Living in Tornado Alley? Build to withstand 400 mile an hour winds. Living near the San Andreas? Build to withstand a 9.5 with multiple aftershocks in the 7’s and 8’s. Live on a floodplain? Don’t use gypsum, and build on stilts. Area prone to drought? Grow more than you need each year, manage soil erosion, plant appropriately, and use spreader dams. Is your area prone to wild fires? Clear the brush around your home, don’t plant Eucalyptus, and make sure your roofing material is fire retardant. Live where it snows? Make sure your roof can handle snow loads of upwards of 20 feet, and have warm clothes in the closet. Is it forecast to rain today? Carry an umbrella. Are all your retirement funds in one basket? Diversify! In all cases, have an evacuation plan ready: From your home, from your neighborhood, from your city, from your State.

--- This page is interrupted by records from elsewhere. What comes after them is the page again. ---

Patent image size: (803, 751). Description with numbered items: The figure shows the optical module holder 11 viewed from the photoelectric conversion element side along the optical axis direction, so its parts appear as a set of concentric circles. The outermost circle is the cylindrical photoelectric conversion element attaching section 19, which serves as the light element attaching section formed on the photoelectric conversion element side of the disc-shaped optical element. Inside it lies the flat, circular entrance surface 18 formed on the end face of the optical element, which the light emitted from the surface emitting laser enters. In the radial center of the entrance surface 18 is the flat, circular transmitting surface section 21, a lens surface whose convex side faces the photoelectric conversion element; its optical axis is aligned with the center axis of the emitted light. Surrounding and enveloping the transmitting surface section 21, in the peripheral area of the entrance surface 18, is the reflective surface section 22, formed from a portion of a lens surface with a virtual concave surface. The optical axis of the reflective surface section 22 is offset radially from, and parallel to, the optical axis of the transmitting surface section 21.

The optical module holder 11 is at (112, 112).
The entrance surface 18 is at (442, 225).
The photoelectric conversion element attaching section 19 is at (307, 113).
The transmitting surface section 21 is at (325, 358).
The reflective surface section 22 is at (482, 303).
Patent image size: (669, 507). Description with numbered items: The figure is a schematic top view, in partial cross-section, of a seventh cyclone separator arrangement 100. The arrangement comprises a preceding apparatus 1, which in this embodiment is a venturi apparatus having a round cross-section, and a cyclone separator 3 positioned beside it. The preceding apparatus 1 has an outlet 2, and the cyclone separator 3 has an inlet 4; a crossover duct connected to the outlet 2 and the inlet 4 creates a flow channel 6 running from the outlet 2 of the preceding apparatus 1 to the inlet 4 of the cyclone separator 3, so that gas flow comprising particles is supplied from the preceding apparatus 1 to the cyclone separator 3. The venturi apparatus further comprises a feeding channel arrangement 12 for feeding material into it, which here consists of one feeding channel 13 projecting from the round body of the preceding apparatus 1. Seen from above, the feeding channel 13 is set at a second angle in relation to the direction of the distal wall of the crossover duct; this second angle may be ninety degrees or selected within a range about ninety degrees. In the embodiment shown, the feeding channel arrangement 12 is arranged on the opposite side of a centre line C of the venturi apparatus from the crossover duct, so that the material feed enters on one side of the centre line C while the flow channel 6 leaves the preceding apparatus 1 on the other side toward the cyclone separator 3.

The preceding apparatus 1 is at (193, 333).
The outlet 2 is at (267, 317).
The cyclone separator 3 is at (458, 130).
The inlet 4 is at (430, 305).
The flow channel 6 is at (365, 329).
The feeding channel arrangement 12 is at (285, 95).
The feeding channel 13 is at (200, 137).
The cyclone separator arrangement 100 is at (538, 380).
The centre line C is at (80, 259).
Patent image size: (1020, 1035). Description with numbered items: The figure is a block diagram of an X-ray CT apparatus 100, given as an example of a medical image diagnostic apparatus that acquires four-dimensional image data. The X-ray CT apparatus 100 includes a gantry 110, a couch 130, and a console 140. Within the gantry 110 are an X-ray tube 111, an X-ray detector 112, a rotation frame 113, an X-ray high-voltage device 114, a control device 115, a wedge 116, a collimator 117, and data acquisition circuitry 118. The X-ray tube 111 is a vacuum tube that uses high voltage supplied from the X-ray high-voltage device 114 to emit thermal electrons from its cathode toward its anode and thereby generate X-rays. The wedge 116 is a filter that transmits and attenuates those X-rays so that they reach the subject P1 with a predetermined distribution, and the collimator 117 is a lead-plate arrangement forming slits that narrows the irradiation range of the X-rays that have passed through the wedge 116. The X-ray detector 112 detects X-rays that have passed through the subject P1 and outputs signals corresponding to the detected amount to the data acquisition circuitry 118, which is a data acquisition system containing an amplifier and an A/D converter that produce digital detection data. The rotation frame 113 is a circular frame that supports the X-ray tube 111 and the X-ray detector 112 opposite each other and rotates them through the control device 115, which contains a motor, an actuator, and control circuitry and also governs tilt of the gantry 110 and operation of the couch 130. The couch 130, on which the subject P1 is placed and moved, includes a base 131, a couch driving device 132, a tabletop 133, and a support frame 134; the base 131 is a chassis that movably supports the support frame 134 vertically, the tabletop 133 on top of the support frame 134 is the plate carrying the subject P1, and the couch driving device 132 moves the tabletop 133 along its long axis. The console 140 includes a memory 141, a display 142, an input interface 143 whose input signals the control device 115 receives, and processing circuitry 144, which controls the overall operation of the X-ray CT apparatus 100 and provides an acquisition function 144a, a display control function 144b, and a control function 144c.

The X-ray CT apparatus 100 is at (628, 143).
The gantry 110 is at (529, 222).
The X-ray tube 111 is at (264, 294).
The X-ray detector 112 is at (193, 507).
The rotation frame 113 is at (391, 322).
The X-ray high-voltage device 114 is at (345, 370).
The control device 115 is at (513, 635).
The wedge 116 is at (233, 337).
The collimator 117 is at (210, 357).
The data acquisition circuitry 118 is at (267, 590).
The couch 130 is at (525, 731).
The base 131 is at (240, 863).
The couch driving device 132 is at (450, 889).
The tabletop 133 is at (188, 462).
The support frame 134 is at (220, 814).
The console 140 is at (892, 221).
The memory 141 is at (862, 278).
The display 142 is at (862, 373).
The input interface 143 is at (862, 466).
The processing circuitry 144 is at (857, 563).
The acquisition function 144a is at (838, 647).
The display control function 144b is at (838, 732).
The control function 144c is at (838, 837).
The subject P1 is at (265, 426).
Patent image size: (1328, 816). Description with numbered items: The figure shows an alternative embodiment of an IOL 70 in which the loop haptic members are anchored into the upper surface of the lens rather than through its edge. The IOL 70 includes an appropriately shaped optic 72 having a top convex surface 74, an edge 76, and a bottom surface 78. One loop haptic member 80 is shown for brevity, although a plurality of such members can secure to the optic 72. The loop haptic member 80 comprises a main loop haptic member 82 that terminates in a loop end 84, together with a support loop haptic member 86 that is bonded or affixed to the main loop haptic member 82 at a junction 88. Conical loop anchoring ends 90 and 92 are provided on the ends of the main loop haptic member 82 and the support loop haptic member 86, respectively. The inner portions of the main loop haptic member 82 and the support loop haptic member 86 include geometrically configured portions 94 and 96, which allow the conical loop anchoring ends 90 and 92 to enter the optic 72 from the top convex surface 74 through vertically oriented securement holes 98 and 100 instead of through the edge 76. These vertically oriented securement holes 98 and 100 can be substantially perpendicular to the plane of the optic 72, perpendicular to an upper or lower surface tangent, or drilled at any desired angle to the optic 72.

Prepare, in other words, for the inevitable. Pray for God’s protection, yes, but don’t tempt fate and then be disappointed when it turns and swallows you whole. As believers we can be protected from snakes, but that doesn’t mean we use them in worship just to “prove” that protection. (Well, most people don’t) Yet otherwise sane people do the same thing all the time: Driving through life like maniacs with “God is My Co-Pilot” on the bumper.
Thimk!
David,
There are a million ways in which I would like to be more prepared. My wife and I moved into our home seeking to get off the grid, but continued economic woes have curtailed almost every plan we had. I had planned to setup a windmill, solar panels, and a solar engine, but one crippling blow after another killed all those plans. In short, we saw the tsunami coming years ago, but still have not been able to outrun it. Instead, we were forced to watch helplessly as the very resources we needed to stay out of harms way were taken away from us.
Talk about a powerless and crippling feeling.
Now don’t you wish you had never left California? Seriously, I have thought of moving elsewhere because of the financial strain living here in S. Cal. But God just will not release me. So, I guess I will have to live through the sunshine, the infrequent earthqukes and the laid back life for a little longer.
Diane,
When we lived in Sunnyvale, CA, we had a tornado strike the town, got a thunderstorm with hail, flooding, earthquakes, heatwave, and drought. That was in 3.5 years. I guess we brought the worst of the Midwest weather with us!